Book by Kylie Tennant

The Battlers (1941) is a novel by Australian author Kylie Tennant. It won the ALS Gold Medal in 1942.

==Plot summary==
The novel follows the journeys of a group of Australian men and women roaming the countryside looking for work during the Great Depression of the 1930s.

==Notes==
- Epigraph: To the "Battlers"/I wonder where they are now?/They will never read this, never know it is written./Somewhere a dirty crew of vagabonds,/Blasphemous, generous, cunning and friendly,/Travels the track; and wherever it takes them,/Part of me follows".

==Reviews==
Reviewer "R.K." in The Age, in an overview of the author's novels, stated: "she tells the story of several extraordinary characters who are ordinary enough 'on the tramp.' Here is the 'busker,' 'Snowy,' 'the 'postle' and — perhaps herself — 'the stray,' such a gathering as would provoke the pen of Priestley. There is something akin to the great English writer in the outlook of this young Australian. She lacks his boisterous, overflowing virility, his power to thrill with the common touch, but she has his appreciation of the ordinary man, his yearning for simplicity and hatred of cant. "

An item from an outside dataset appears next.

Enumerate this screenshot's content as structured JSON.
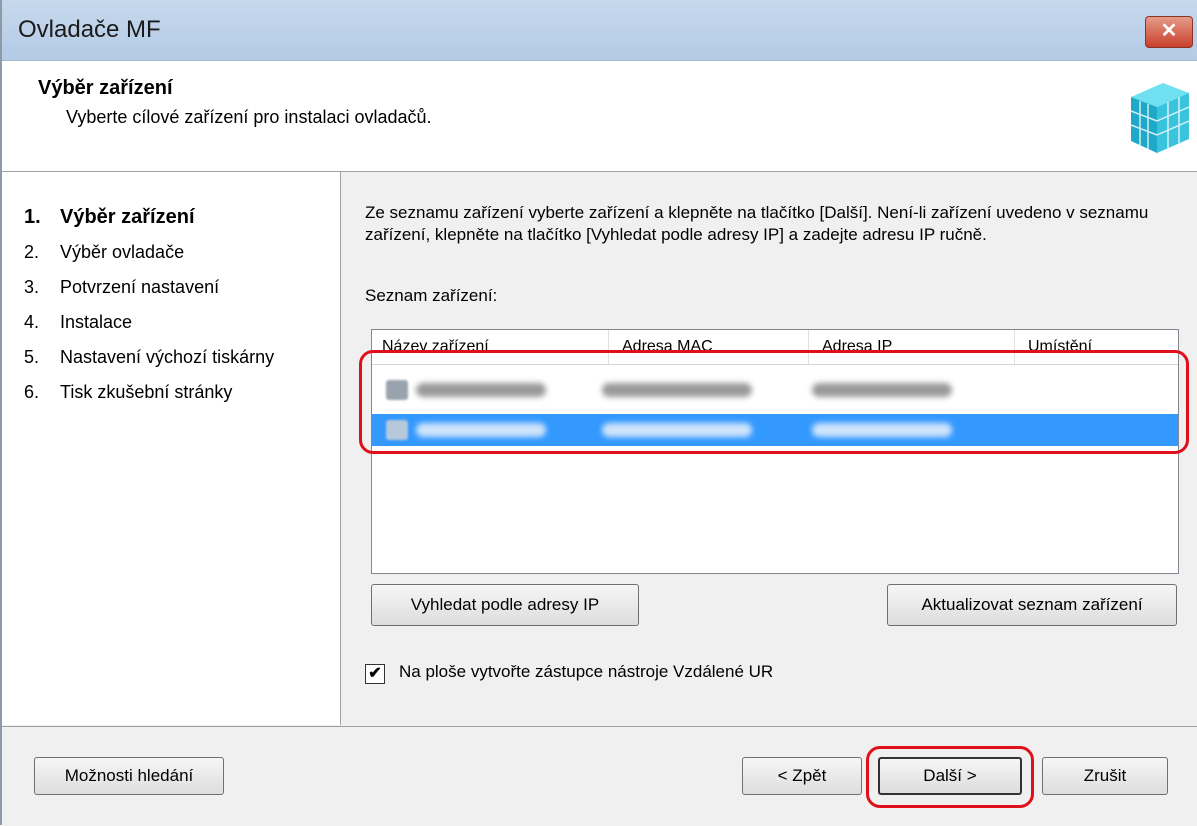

The News of Adelaide named the novel their book of the week with the reviewer finding: "Here is a good Australian story. Miss Tennant has fine humor, not slapstick variety, but with a subtle freshness and sparkle that few writers possess. It is not Wodehouse; it is not that Oxonian Anthony Armstrong; it is not anybody of whom I can think just now. It is Kylie Tennant, with a personality all her own, who entertains. amuses, and instructs."

==Adaptations==
- The novel was adapted for Australian television in 1994, with the mini-series being directed by George Ogilvie from a script by Peter Yeldham.